Stephen King Admits He's 'Very Uneasy' Over the Dropping of Woody Allen's Controversial Memoir
Stephen King isn’t happy with publishing house Hachette Book Group for dropping Woody Allen’s memoir, Apropos of Nothing, amid protests from his son, Ronan Farrow, and a walkout by the company’s staff last week.
The iconic horror author — best known for The Shining and It — shared his thoughts on Twitter on March 6, saying he was worried about the standard this would set for future publishings.
“The Hachette decision to drop the Woody Allen book makes me very uneasy. It’s not him; I don’t give a damn about Mr. Allen. It’s who gets muzzled next that worries me,” he wrote. “Once you start, the next one is always easier.”
King later responded to a fan who disagreed, explaining that he felt there were other ways people could protest Allen’s book, which didn’t require it to be dropped from publishing.
“If you think he’s a pedophile, don’t buy the book. Don’t go to his movies. Don’t go listen to him play jazz at the Carlyle,” he wrote. “Vote with your wallet…by withholding it. In America, that’s how we do.”
The author then added that he agreed “it was f—— tone-deaf of Hachette to want to publish Woody Allen’s book after publishing Ronan Farrow’s.”
On Friday, Hachette Book Group announced that they decided to drop the controversial director’s autobiography, Apropos of Nothing, just four days after announcing it had purchased the title.
“Hachette Book Group has decided that it will not publish Woody Allen’s memoir,” read a statement from the publisher obtained by PEOPLE.

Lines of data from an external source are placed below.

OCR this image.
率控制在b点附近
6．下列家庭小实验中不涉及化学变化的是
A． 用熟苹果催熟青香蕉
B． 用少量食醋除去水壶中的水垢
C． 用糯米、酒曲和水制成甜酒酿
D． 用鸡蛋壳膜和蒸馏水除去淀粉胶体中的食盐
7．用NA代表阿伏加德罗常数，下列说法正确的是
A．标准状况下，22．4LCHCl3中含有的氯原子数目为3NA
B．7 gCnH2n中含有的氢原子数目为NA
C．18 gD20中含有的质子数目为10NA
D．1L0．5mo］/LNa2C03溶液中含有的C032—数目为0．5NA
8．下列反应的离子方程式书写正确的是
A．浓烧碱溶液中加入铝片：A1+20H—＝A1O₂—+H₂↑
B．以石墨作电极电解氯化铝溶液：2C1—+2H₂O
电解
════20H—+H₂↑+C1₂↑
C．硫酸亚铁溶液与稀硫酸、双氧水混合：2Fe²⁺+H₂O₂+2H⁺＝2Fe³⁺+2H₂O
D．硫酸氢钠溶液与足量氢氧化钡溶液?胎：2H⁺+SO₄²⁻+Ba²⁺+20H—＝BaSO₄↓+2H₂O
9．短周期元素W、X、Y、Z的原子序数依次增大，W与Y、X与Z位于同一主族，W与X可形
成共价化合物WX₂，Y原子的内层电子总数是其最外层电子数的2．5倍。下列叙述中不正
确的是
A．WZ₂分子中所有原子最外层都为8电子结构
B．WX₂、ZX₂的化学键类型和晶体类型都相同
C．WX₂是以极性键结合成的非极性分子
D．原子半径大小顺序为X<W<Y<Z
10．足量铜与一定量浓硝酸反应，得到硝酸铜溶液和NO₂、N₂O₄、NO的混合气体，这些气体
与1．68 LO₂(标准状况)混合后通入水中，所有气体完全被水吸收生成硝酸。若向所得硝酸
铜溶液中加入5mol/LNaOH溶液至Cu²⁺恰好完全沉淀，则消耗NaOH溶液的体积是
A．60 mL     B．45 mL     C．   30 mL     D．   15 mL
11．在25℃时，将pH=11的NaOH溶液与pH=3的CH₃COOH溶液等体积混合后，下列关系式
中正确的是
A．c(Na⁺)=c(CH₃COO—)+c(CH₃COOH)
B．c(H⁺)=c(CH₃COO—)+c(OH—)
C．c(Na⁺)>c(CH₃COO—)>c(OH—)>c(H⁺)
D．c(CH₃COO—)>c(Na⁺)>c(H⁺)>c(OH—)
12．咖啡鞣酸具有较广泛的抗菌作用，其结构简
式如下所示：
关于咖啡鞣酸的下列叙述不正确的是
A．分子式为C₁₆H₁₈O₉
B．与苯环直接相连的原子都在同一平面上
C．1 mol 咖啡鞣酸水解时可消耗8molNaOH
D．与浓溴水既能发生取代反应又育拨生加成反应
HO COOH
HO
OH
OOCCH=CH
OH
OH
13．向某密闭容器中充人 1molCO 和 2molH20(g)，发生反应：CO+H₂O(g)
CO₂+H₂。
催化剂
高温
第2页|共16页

“The decision to cancel Mr. Allen’s book was a difficult one. At HBG we take our relationships with authors very seriously and do not cancel books lightly. We have published and will continue to publish many challenging books. As publishers, we make sure every day in our work that different voices and conflicting points of views can be heard,” the statement continued.
“Also, as a company, we are committed to offering a stimulating, supportive and open work environment for all our staff. Over the past few days, HBG leadership had extensive conversations with our staff and others. After listening, we came to the conclusion that moving forward with publication would not be feasible for HBG.”
Allen, 84, has been accused of molesting daughter Dylan Farrow when she was a child, and news of the book deal quickly sparked outrage, including among the Hachette staff.
On Thursday, several staff members at the publishing house’s New York City office held a walkout in protest of the memoir and in solidarity with Ronan and Dylan.
“We respect and understand the perspective of our employees who have decided to express their concern over the publication of this book,” Hachette said in a statement, according to the Los Angeles Times. “We will engage our staff in a fuller discussion about this at the earliest opportunity.”
Both Dylan and Ronan have previously spoken out against the publication of Allen’s memoir, which was billed as a “comprehensive account” of his life and originally set to be released on April 7.
In his own statement, Ronan wrote that he “was disappointed to learn” about the news and claimed that Hachette “concealed the decision from me and its own employees while we were working on Catch and Kill — a book about how powerful men, including Woody Allen, avoid accountability for sexual abuse.”
Allen has long denied the allegations, which were first reported during his explosive 1992 split from his former girlfriend. The director was not charged, though a Connecticut prosecutor said there was probable cause for a criminal case.